Coopercitrus — Muitos produtores têm receio de entregar a gestão para os filhos ou netos. Como o senhor enxerga o papel da governança familiar para garantir que a fazenda continue bem administrada, mesmo após a transição?
Aires Vigo — O produtor que tem esse receio deve entender que, em algum momento, ele não estará mais presente. A melhor solução é organizar a gestão enquanto ele ainda está presente e ativo, pois é possível ajudar muito nessa transição com sua experiência, sabedoria e histórico de atividade. Muitas vezes, os filhos não têm vocação para o dia a dia do agronegócio, seja porque estão em outras áreas profissionais ou porque têm outros interesses. Nesse caso, o ideal é criar uma organização empresarial onde o filho, mesmo sem vocação para a operação direta, possa participar do Conselho de Administração e monitorar a gestão, contratando profissionais capacitados para gerir o negócio.

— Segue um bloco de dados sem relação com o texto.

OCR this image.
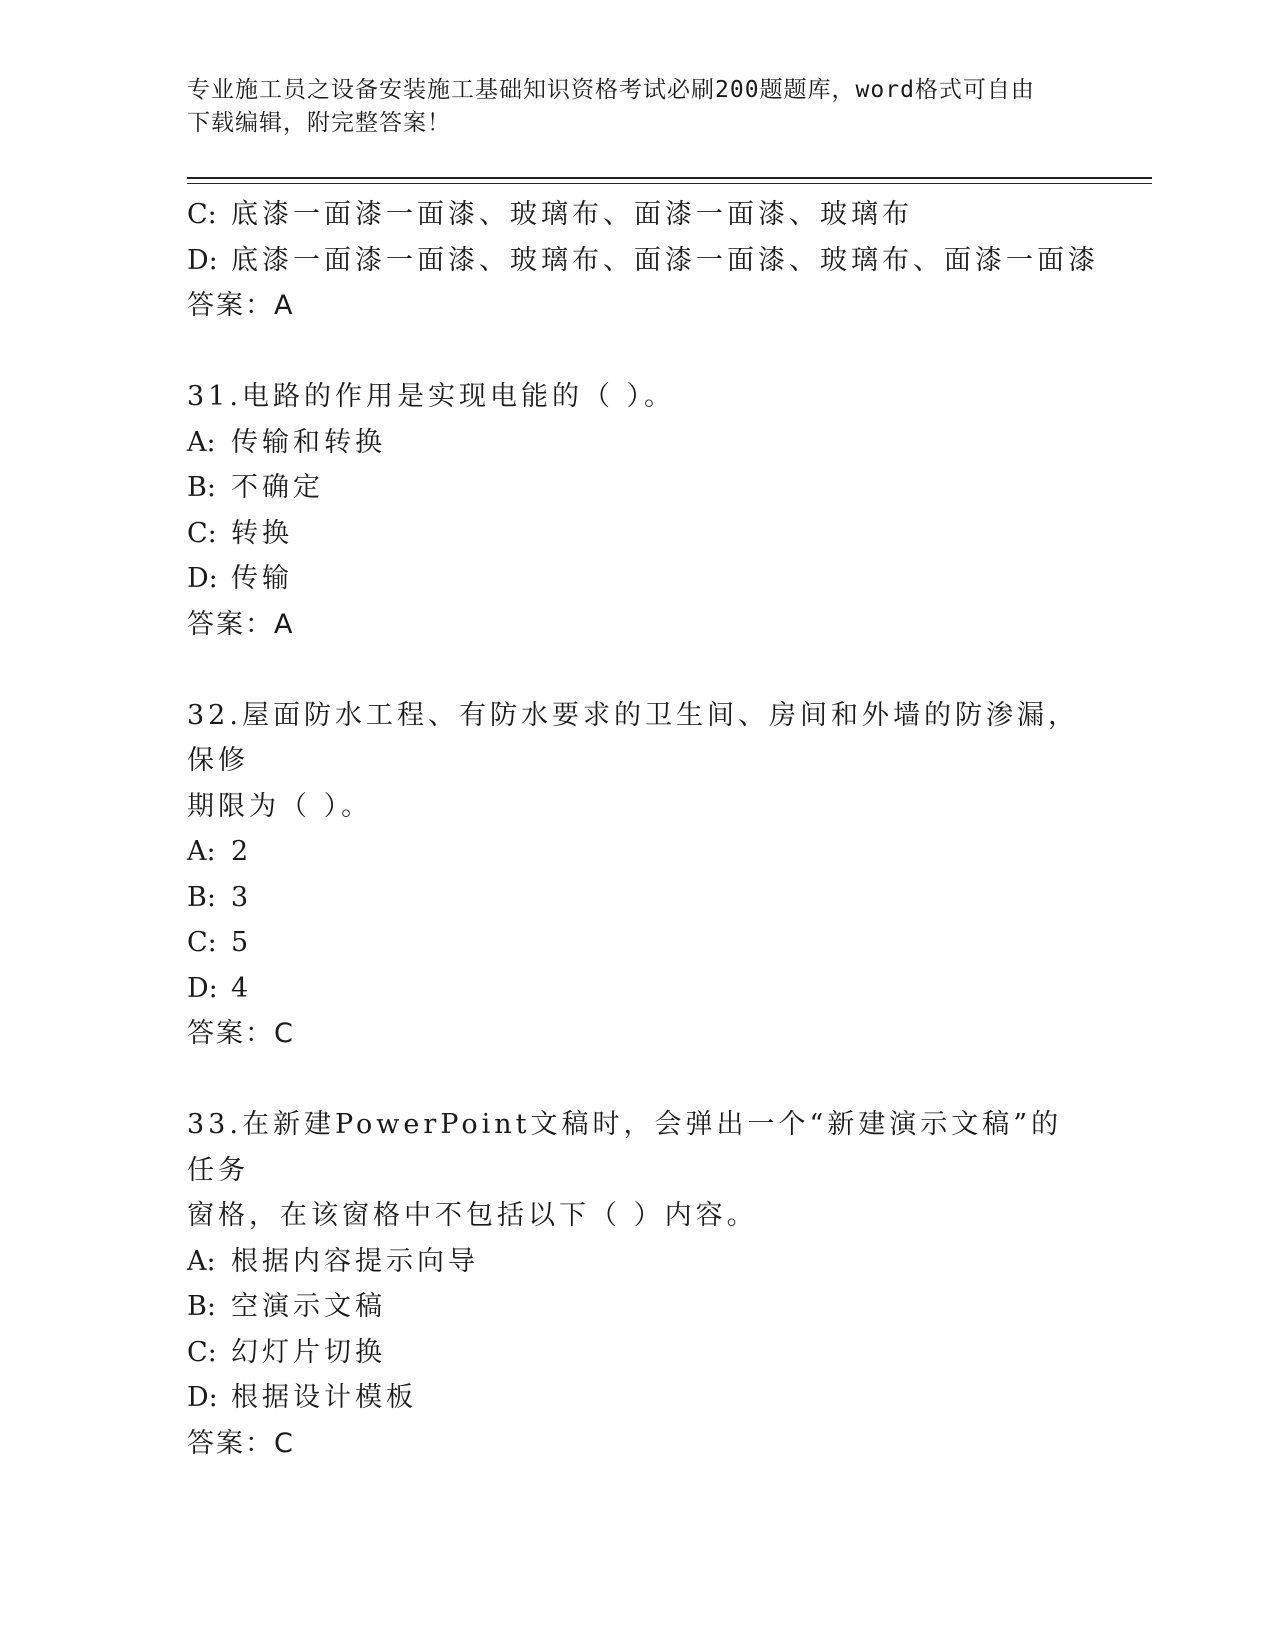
专业施工员之设备安装施工基础知识资格考试必刷200题题库，word格式可自由
下载编辑，附完整答案！
C: 底漆一面漆一面漆、玻璃布、面漆一面漆、玻璃布
D: 底漆一面漆一面漆、玻璃布、面漆一面漆、玻璃布、面漆一面漆
答案：A
31.电路的作用是实现电能的（ ）。
A: 传输和转换
B: 不确定
C: 转换
D: 传输
答案：A
32.屋面防水工程、有防水要求的卫生间、房间和外墙的防渗漏，保修
期限为（ ）。
A: 2
B: 3
C: 5
D: 4
答案：C
33.在新建PowerPoint文稿时，会弹出一个“新建演示文稿”的任务
窗格，在该窗格中不包括以下（ ）内容。
A: 根据内容提示向导
B: 空演示文稿
C: 幻灯片切换
D: 根据设计模板
答案：C
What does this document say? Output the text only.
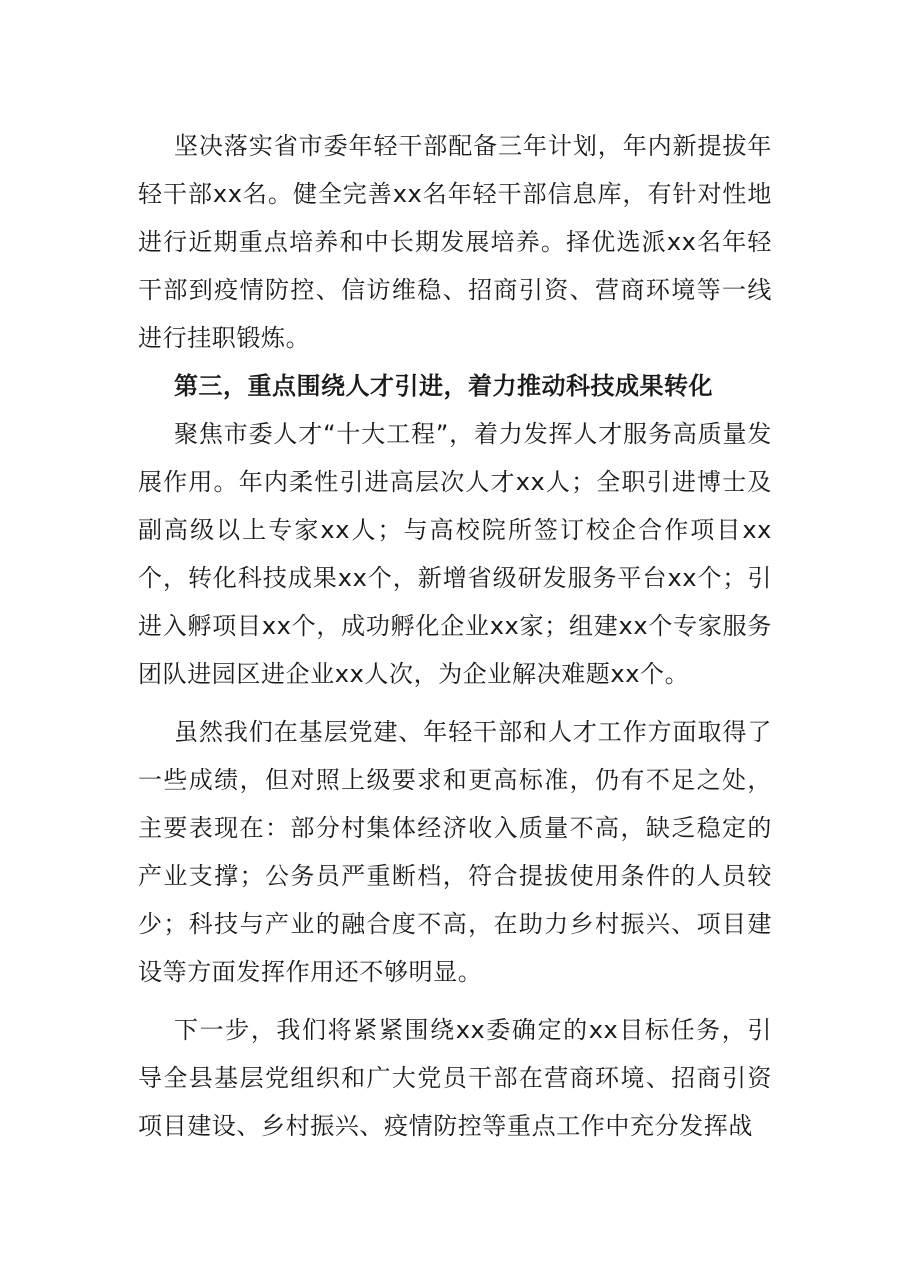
坚决落实省市委年轻干部配备三年计划，年内新提拔年轻干部xx名。健全完善xx名年轻干部信息库，有针对性地进行近期重点培养和中长期发展培养。择优选派xx名年轻干部到疫情防控、信访维稳、招商引资、营商环境等一线进行挂职锻炼。

第三，重点围绕人才引进，着力推动科技成果转化

聚焦市委人才“十大工程”，着力发挥人才服务高质量发展作用。年内柔性引进高层次人才xx人；全职引进博士及副高级以上专家xx人；与高校院所签订校企合作项目xx个，转化科技成果xx个，新增省级研发服务平台xx个；引进入孵项目xx个，成功孵化企业xx家；组建xx个专家服务团队进园区进企业xx人次，为企业解决难题xx个。

虽然我们在基层党建、年轻干部和人才工作方面取得了一些成绩，但对照上级要求和更高标准，仍有不足之处，主要表现在：部分村集体经济收入质量不高，缺乏稳定的产业支撑；公务员严重断档，符合提拔使用条件的人员较少；科技与产业的融合度不高，在助力乡村振兴、项目建设等方面发挥作用还不够明显。

下一步，我们将紧紧围绕xx委确定的xx目标任务，引导全县基层党组织和广大党员干部在营商环境、招商引资项目建设、乡村振兴、疫情防控等重点工作中充分发挥战
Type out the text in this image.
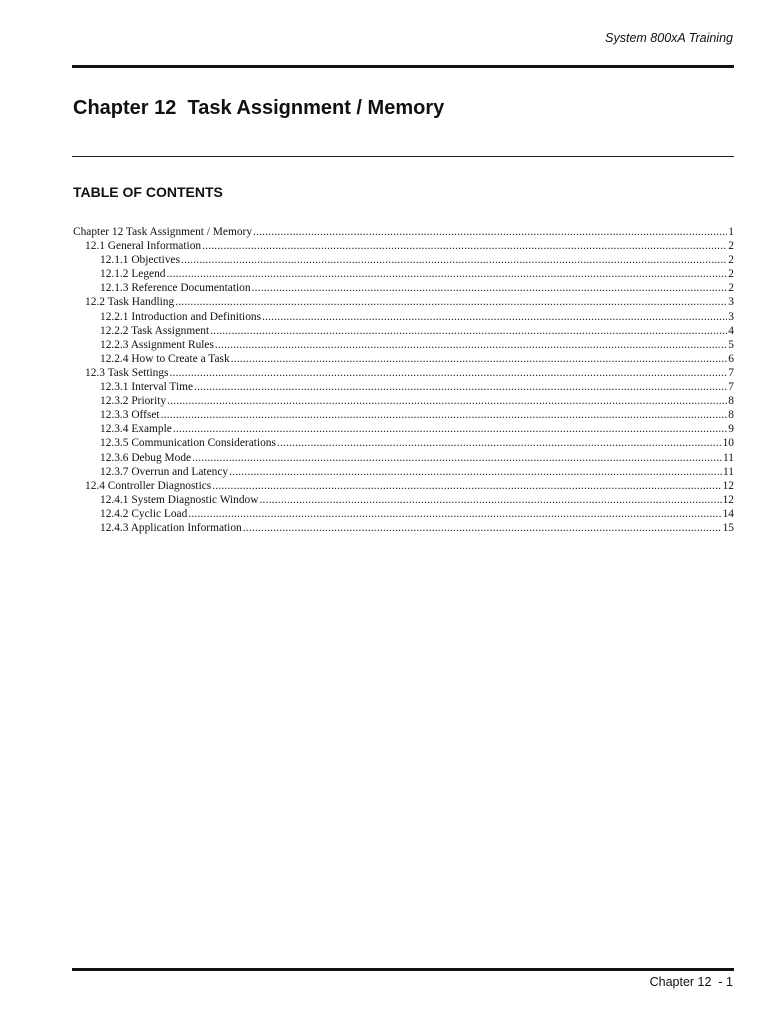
System 800xA Training
Chapter 12  Task Assignment / Memory
TABLE OF CONTENTS
Chapter 12 Task Assignment / Memory .....	1
12.1 General Information .....	2
12.1.1 Objectives .....	2
12.1.2 Legend .....	2
12.1.3 Reference Documentation .....	2
12.2 Task Handling .....	3
12.2.1 Introduction and Definitions .....	3
12.2.2 Task Assignment .....	4
12.2.3 Assignment Rules .....	5
12.2.4 How to Create a Task .....	6
12.3 Task Settings .....	7
12.3.1 Interval Time .....	7
12.3.2 Priority .....	8
12.3.3 Offset .....	8
12.3.4 Example .....	9
12.3.5 Communication Considerations .....	10
12.3.6 Debug Mode .....	11
12.3.7 Overrun and Latency .....	11
12.4 Controller Diagnostics .....	12
12.4.1 System Diagnostic Window .....	12
12.4.2 Cyclic Load .....	14
12.4.3 Application Information .....	15
Chapter 12  - 1
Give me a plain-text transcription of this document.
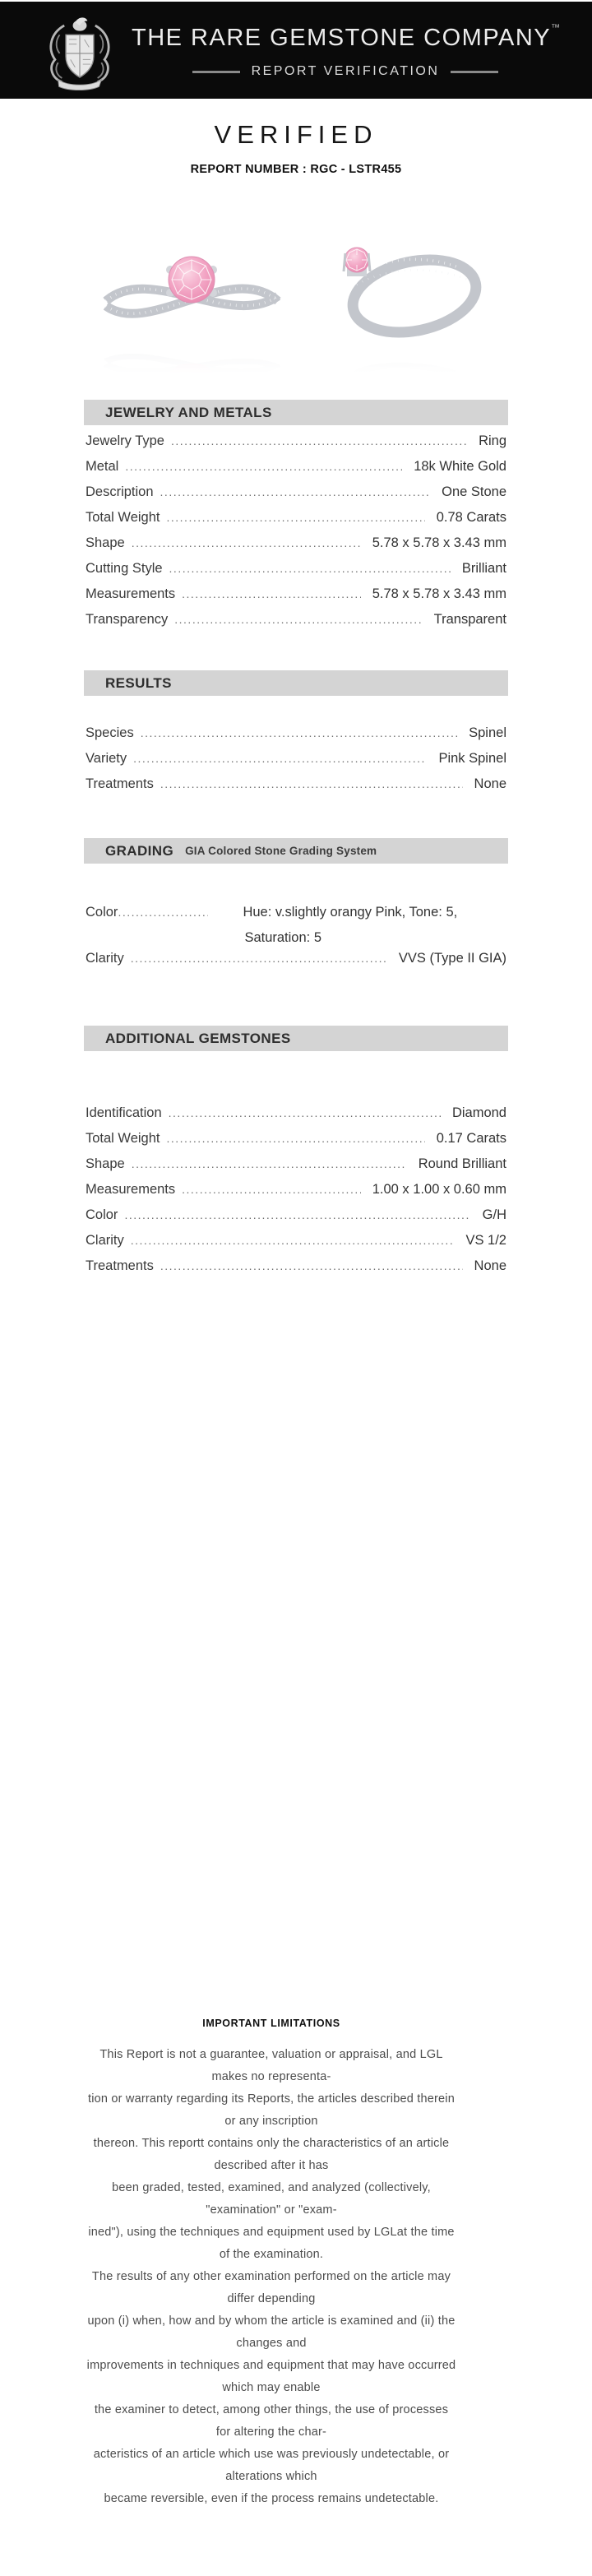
THE RARE GEMSTONE COMPANY™
REPORT VERIFICATION
VERIFIED
REPORT NUMBER : RGC - LSTR455
JEWELRY AND METALS
Jewelry Type .....	Ring
Metal .....	18k White Gold
Description .....	One Stone
Total Weight .....	0.78 Carats
Shape .....	5.78 x 5.78 x 3.43 mm
Cutting Style .....	Brilliant
Measurements .....	5.78 x 5.78 x 3.43 mm
Transparency .....	Transparent
RESULTS
Species .....	Spinel
Variety .....	Pink Spinel
Treatments .....	None
GRADING GIA Colored Stone Grading System
Color .....	Hue: v.slightly orangy Pink, Tone: 5,
Saturation: 5
Clarity .....	VVS (Type II GIA)
ADDITIONAL GEMSTONES
Identification .....	Diamond
Total Weight .....	0.17 Carats
Shape .....	Round Brilliant
Measurements .....	1.00 x 1.00 x 0.60 mm
Color .....	G/H
Clarity .....	VS 1/2
Treatments .....	None
IMPORTANT LIMITATIONS
This Report is not a guarantee, valuation or appraisal, and LGL makes no representa-
tion or warranty regarding its Reports, the articles described therein or any inscription
thereon. This reportt contains only the characteristics of an article described after it has
been graded, tested, examined, and analyzed (collectively, "examination" or "exam-
ined"), using the techniques and equipment used by LGLat the time of the examination.
The results of any other examination performed on the article may differ depending
upon (i) when, how and by whom the article is examined and (ii) the changes and
improvements in techniques and equipment that may have occurred which may enable
the examiner to detect, among other things, the use of processes for altering the char-
acteristics of an article which use was previously undetectable, or alterations which
became reversible, even if the process remains undetectable.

Se o produtor acha que o patrimônio não será bem gerido e pode se deteriorar após sua ausência, pode até considerar a venda do negócio e a posterior distribuição dos recursos financeiros. Embora não seja usual, é uma solução, pois um negócio mal gerido vai se deteriorar e se perder ao longo do tempo.
Coopercitrus — Que conselho o senhor daria para aquele produtor que está preocupado com o futuro da sua propriedade, mas ainda não começou a planejar a sucessão?
Aires Vigo — O primeiro passo é iniciar uma conversa franca com a família. O produtor pode explicar que o negócio é sólido, gera resultados e pode continuar sustentando as próximas gerações, desde que seja bem planejado. Ele deve convidar a família a discutir a criação de uma estrutura que garanta a continuidade do negócio, onde ninguém perde e todos ganham.
Após essa conversa inicial, recomendo procurar um profissional que possa auxiliar na organização societária e no planejamento sucessório. É importante levar em conta as habilidades e vocações dos filhos, além de identificar quem está mais disposto a se envolver no negócio e quem prefere outras atividades. Com essas respostas, o planejamento pode ser estruturado de forma a garantir a continuidade do negócio.
Se um dos filhos quiser sair do negócio, o planejamento sucessório deve criar mecanismos para que isso ocorra sem afetar a continuidade da empresa. Se não houver uma estrutura adequada, o filho pode vender sua parte facilmente, comprometendo a unidade do patrimônio. Um bom planejamento garante que o patrimônio seja protegido, mantendo o equilíbrio entre os herdeiros e preservando o legado familiar.